Move cast_to to from memory.h to conversion.h

Author: stijnh

include/kernel_float/conversion.h

@@ -193,6 +193,47 @@ KERNEL_FLOAT_INLINE vector<R, extent<N>> convert(const V& input, extent<N> new_s
     return convert_storage(input);
 }
 
+template<typename T, RoundingMode M = RoundingMode::ANY>
+struct AssignConversionProxy {
+    KERNEL_FLOAT_INLINE
+    explicit AssignConversionProxy(T* ptr) : ptr_(ptr) {}
+
+    template<typename U>
+    KERNEL_FLOAT_INLINE AssignConversionProxy& operator=(U&& values) {
+        *ptr_ = detail::convert_impl<
+            vector_value_type<U>,
+            vector_extent_type<U>,
+            vector_value_type<T>,
+            vector_extent_type<T>,
+            M>::call(into_vector_storage(values));
+
+        return *this;
+    }
+
+  private:
+    T* ptr_;
+};
+
+/**
+ * Takes a vector reference and gives back a helper object.

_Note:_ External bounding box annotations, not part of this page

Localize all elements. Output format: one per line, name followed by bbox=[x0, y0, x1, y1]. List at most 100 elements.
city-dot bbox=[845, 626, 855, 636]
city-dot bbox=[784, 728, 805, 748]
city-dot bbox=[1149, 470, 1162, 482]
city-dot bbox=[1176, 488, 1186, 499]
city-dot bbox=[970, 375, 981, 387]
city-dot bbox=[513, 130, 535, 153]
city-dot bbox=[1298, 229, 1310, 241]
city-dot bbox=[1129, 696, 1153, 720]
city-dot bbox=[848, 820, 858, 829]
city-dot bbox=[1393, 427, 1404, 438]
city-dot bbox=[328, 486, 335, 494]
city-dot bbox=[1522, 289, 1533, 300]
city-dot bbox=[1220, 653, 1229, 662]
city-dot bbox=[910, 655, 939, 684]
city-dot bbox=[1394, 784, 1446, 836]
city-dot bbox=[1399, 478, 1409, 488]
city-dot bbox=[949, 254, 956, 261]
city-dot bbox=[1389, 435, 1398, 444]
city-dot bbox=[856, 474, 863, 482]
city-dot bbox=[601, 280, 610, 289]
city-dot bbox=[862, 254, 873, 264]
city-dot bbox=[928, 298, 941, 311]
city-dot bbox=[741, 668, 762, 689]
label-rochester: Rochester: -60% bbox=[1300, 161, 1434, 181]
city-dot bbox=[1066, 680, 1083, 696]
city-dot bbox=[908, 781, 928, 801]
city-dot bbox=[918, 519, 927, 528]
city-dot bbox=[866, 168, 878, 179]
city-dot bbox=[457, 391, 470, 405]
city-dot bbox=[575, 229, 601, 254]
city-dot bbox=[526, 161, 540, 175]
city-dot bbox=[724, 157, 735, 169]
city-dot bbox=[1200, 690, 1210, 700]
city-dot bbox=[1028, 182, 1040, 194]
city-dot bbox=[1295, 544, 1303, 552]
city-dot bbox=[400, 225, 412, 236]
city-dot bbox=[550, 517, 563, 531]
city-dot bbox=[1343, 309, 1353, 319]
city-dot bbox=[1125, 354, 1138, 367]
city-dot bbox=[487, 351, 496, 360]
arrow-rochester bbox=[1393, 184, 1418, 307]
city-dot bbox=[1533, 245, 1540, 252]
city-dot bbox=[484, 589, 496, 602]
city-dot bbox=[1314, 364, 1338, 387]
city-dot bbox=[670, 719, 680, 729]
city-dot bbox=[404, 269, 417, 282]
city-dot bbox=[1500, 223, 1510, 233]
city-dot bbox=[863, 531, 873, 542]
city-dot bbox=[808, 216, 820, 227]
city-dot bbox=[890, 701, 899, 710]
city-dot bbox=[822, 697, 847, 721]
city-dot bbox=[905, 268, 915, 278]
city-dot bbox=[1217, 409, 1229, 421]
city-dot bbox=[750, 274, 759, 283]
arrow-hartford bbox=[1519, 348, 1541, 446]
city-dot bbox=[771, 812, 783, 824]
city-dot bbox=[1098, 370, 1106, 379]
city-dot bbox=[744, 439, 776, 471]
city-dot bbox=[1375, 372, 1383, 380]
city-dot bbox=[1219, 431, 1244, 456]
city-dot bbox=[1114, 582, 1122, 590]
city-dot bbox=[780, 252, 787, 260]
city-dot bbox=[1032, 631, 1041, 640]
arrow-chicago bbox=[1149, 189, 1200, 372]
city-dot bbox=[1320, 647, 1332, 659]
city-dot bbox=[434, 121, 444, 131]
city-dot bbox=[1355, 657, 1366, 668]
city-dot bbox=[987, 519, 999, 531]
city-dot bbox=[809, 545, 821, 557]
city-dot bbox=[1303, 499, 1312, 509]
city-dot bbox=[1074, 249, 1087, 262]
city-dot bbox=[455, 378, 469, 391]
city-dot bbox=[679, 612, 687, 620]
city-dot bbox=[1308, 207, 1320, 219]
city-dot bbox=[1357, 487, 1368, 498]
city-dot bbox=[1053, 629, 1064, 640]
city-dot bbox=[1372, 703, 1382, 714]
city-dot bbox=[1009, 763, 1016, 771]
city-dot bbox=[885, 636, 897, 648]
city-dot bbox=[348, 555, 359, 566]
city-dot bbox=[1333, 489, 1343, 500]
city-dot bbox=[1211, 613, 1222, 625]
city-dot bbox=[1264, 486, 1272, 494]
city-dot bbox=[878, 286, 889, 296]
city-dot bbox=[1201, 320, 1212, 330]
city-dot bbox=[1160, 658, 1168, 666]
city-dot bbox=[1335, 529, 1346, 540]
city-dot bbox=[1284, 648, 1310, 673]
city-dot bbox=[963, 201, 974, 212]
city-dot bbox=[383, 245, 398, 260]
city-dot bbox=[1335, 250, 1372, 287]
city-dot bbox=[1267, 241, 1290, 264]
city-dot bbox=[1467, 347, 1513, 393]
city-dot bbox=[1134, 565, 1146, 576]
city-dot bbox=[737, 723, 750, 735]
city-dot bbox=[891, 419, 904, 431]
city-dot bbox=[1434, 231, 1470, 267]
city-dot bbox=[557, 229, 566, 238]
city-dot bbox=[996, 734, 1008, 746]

This object helps when you want to assign one vector to another
+ * vector of a different type. It's a way to enable implicit type conversion.
+ *
+ * For example, if `x = expression;` does not compile because `x` and `expression` are different vector types, you can use
+ * `cast_to(x) = expression;` to make it work.
+ *
+ * Example
+ * =======
+ * ```
+ * vec<float, 2> x;
+ * vec<double, 2> y = {1.0, 2.0};
+ * cast_to(x) = y;  // Normally, `x = y;` would give an error, but `cast_to` fixes that.
+ * ```
+ */
+template<typename T, RoundingMode M = RoundingMode::ANY>
+KERNEL_FLOAT_INLINE AssignConversionProxy<T, M> cast_to(T& input) {
+    return AssignConversionProxy<T, M>(&input);
+}
+
 /**
  * Returns a vector containing `N` copies of `value`.
  *

include/kernel_float/memory.h

@@ -215,47 +215,6 @@ KERNEL_FLOAT_INLINE void storen(const V& values, T* ptr, size_t offset, size_t m
     return store(values, ptr, indices, indices < max_length);
 }
 
-template<typename T, size_t N>
-struct AssignConversionProxy {
-    KERNEL_FLOAT_INLINE
-    explicit AssignConversionProxy(T* ptr) : ptr_(ptr) {}
-
-    template<typename U>
-    KERNEL_FLOAT_INLINE AssignConversionProxy& operator=(U&& values) {
-        auto indices = range<size_t, N>();
-        detail::store_impl<T, N>::call(
-            ptr_,
-            convert_storage<T, N>(std::forward<U>(values)).data(),
-            indices.data());
-
-        return *this;
-    }
-
-  private:
-    T* ptr_;
-};
-
-/**
- * Takes a reference to a vector and returns a special proxy object that automatically performs the correct conversion
- * when a vector of a different element type is assigned. This is useful to perform implicit type conversions.
- *
- * For example, let assume that a line like `x = expression;` would not compile since `x` and `expressions` are
- * vectors of different element types. Then it is possible to use `cast_to(x) = expression;` to fix this error,
- * which possibly introduces a type conversion.
- *
- * Example
- * =======
- * ```
- * vec<float, 2> x;
- * vec<double, 2> y = {1.0, 2.0};
- * cast_to(x) = y;  // normally, the line `x = y;` would not compile, but `cast_to` make this possible
- * ```
- */
-template<typename T, typename E>
-KERNEL_FLOAT_INLINE AssignConversionProxy<T, E::value> cast_to(vector<T, E>& input) {
-    return AssignConversionProxy<T, E::value>(input.data());
-}
-
 /**
  * Returns the original pointer ``ptr`` and hints to the compiler that this pointer is aligned to ``alignment`` bytes.
  * If this is not actually the case, compiler optimizations will break things and generate invalid code. Be careful!